‘Hearing’ hip dysplasia in infants

‘Hearing’ hip dysplasia in infants

Date: February 19, 2019

An electronic acoustic sensor that can detect hip dysplasia in newborn babies could better equip doctors to identify the condition – and reduce the need for children to have corrective surgery after late diagnosis.

Daniel Perry, a consultant surgeon at Liverpool’s Alder Hey Children’s Hospital is leading the project, called SHINE – Screening the Hips In NEwborns. Researchers at Liverpool John Moores University are contributing technical expertise required to develop the prototype device and the IKC is supporting the project’s commercial development. The work is funded by Arthritis Research UK as part of its commitment to preventing the onset of osteoarthritis.

“The tools that clinicians currently have for detecting hip dysplasia are pretty poor and even if the baby’s family has spotted that something is amiss, it can be hard to get a diagnosis,” explains Mr Perry. “The tool that we’re developing is relatively straightforward and inexpensive to implement and could completely transform the way babies are tested for this condition.”

Hip dysplasia affects between one and three babies out of every thousand born in the UK each year. If caught early, it can usually be treated with a simple harness to correct the displacement, which can be removed after a few weeks.

Doctors assess newborns for the condition as part of a routine clinical examination. An ultrasound screening will follow if any abnormality is detected.

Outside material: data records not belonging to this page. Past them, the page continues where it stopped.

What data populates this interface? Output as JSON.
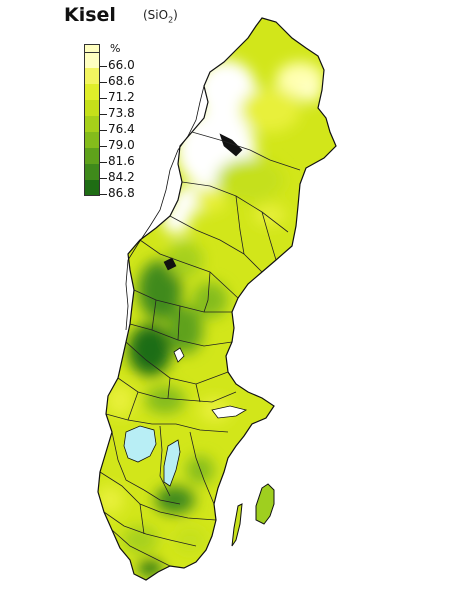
{
  "title": "Kisel",
  "formula": {
    "base": "(SiO",
    "sub": "2",
    "close": ")"
  },
  "legend": {
    "unit": "%",
    "entries": [
      {
        "label": "66.0",
        "color": "#ffffc0"
      },
      {
        "label": "68.6",
        "color": "#f3f560"
      },
      {
        "label": "71.2",
        "color": "#e0ee2a"
      },
      {
        "label": "73.8",
        "color": "#c5e01a"
      },
      {
        "label": "76.4",
        "color": "#a6d01a"
      },
      {
        "label": "79.0",
        "color": "#84bc1b"
      },
      {
        "label": "81.6",
        "color": "#5fa21b"
      },
      {
        "label": "84.2",
        "color": "#3f8a1b"
      },
      {
        "label": "86.8",
        "color": "#1f6d14"
      }
    ]
  },
  "map_colors": {
    "outline": "#111111",
    "lake": "#b8eef5",
    "border": "#222222"
  }
}
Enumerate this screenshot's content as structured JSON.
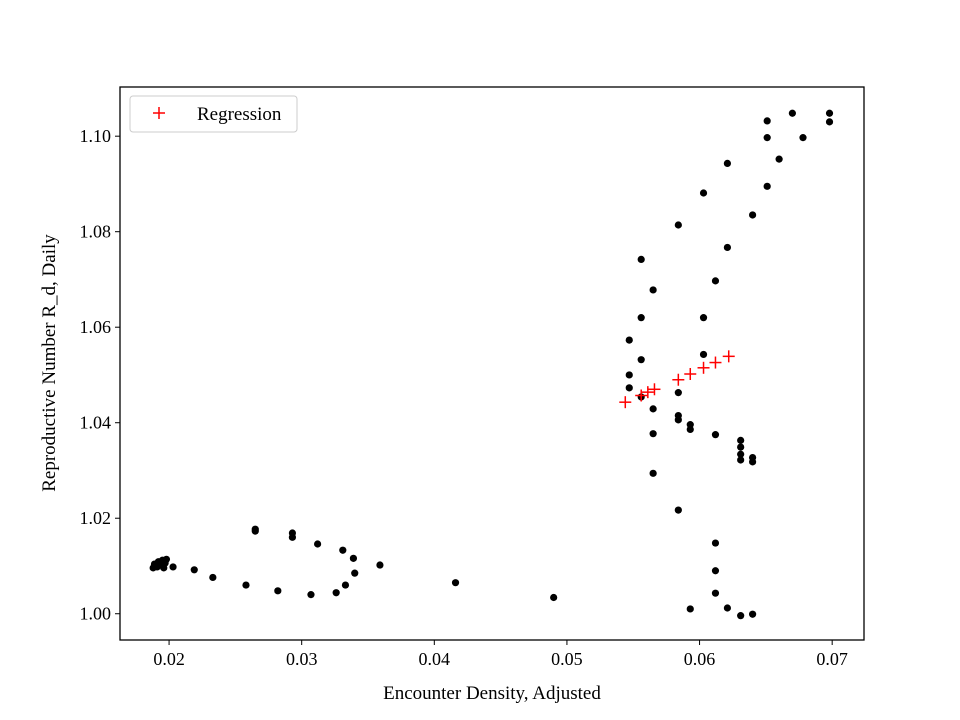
{
  "chart_data": {
    "type": "scatter",
    "title": "",
    "xlabel": "Encounter Density, Adjusted",
    "ylabel": "Reproductive Number R_d, Daily",
    "xlim": [
      0.0163,
      0.0724
    ],
    "ylim": [
      0.9945,
      1.1103
    ],
    "xticks": [
      0.02,
      0.03,
      0.04,
      0.05,
      0.06,
      0.07
    ],
    "xtick_labels": [
      "0.02",
      "0.03",
      "0.04",
      "0.05",
      "0.06",
      "0.07"
    ],
    "yticks": [
      1.0,
      1.02,
      1.04,
      1.06,
      1.08,
      1.1
    ],
    "ytick_labels": [
      "1.00",
      "1.02",
      "1.04",
      "1.06",
      "1.08",
      "1.10"
    ],
    "grid": false,
    "legend_position": "upper-left",
    "series": [
      {
        "name": "",
        "marker": "dot",
        "color": "#000000",
        "points": [
          [
            0.0188,
            1.0096
          ],
          [
            0.0189,
            1.0104
          ],
          [
            0.0191,
            1.0098
          ],
          [
            0.0192,
            1.0109
          ],
          [
            0.0194,
            1.0102
          ],
          [
            0.0195,
            1.0112
          ],
          [
            0.0197,
            1.0106
          ],
          [
            0.0198,
            1.0114
          ],
          [
            0.0196,
            1.0096
          ],
          [
            0.0203,
            1.0098
          ],
          [
            0.0219,
            1.0092
          ],
          [
            0.0233,
            1.0076
          ],
          [
            0.0258,
            1.006
          ],
          [
            0.0265,
            1.0177
          ],
          [
            0.0265,
            1.0173
          ],
          [
            0.0282,
            1.0048
          ],
          [
            0.0293,
            1.0169
          ],
          [
            0.0293,
            1.016
          ],
          [
            0.0307,
            1.004
          ],
          [
            0.0312,
            1.0146
          ],
          [
            0.0326,
            1.0044
          ],
          [
            0.0331,
            1.0133
          ],
          [
            0.0333,
            1.006
          ],
          [
            0.0339,
            1.0116
          ],
          [
            0.034,
            1.0085
          ],
          [
            0.0359,
            1.0102
          ],
          [
            0.0416,
            1.0065
          ],
          [
            0.049,
            1.0034
          ],
          [
            0.0547,
            1.0573
          ],
          [
            0.0547,
            1.05
          ],
          [
            0.0547,
            1.0473
          ],
          [
            0.0556,
            1.0742
          ],
          [
            0.0556,
            1.062
          ],
          [
            0.0556,
            1.0532
          ],
          [
            0.0556,
            1.0454
          ],
          [
            0.0565,
            1.0678
          ],
          [
            0.0565,
            1.0429
          ],
          [
            0.0565,
            1.0377
          ],
          [
            0.0565,
            1.0294
          ],
          [
            0.0584,
            1.0814
          ],
          [
            0.0584,
            1.0463
          ],
          [
            0.0584,
            1.0415
          ],
          [
            0.0584,
            1.0406
          ],
          [
            0.0584,
            1.0217
          ],
          [
            0.0593,
            1.0396
          ],
          [
            0.0593,
            1.0386
          ],
          [
            0.0593,
            1.001
          ],
          [
            0.0603,
            1.0881
          ],
          [
            0.0603,
            1.062
          ],
          [
            0.0603,
            1.0543
          ],
          [
            0.0612,
            1.0697
          ],
          [
            0.0612,
            1.0375
          ],
          [
            0.0612,
            1.0148
          ],
          [
            0.0612,
            1.009
          ],
          [
            0.0612,
            1.0043
          ],
          [
            0.0621,
            1.0943
          ],
          [
            0.0621,
            1.0767
          ],
          [
            0.0621,
            1.0012
          ],
          [
            0.0631,
            1.0363
          ],
          [
            0.0631,
            1.0349
          ],
          [
            0.0631,
            1.0334
          ],
          [
            0.0631,
            1.0322
          ],
          [
            0.0631,
            0.9996
          ],
          [
            0.064,
            1.0835
          ],
          [
            0.064,
            1.0327
          ],
          [
            0.064,
            1.0318
          ],
          [
            0.064,
            0.9999
          ],
          [
            0.0651,
            1.1032
          ],
          [
            0.0651,
            1.0997
          ],
          [
            0.0651,
            1.0895
          ],
          [
            0.066,
            1.0952
          ],
          [
            0.067,
            1.1048
          ],
          [
            0.0678,
            1.0997
          ],
          [
            0.0698,
            1.1048
          ],
          [
            0.0698,
            1.103
          ]
        ]
      },
      {
        "name": "Regression",
        "marker": "plus",
        "color": "#ff0000",
        "points": [
          [
            0.0544,
            1.0443
          ],
          [
            0.0556,
            1.0457
          ],
          [
            0.0561,
            1.0464
          ],
          [
            0.0566,
            1.047
          ],
          [
            0.0584,
            1.049
          ],
          [
            0.0593,
            1.0502
          ],
          [
            0.0603,
            1.0515
          ],
          [
            0.0612,
            1.0526
          ],
          [
            0.0622,
            1.0539
          ]
        ]
      }
    ]
  }
}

Despite these tests, around two thirds of cases are not detected at this early stage.

Babies who aren’t diagnosed within the first few months commonly need surgery to reset the ball of the femur back into the hip socket. Procedures can be complex and require the patient to spend several months in spica casts – also called plaster trousers. Late treatment of hip dysplasia can also lead to osteoarthritis later in life.

The development of new technology could not only save huge disruption and distress to families, but it could also represent a significant saving to the NHS.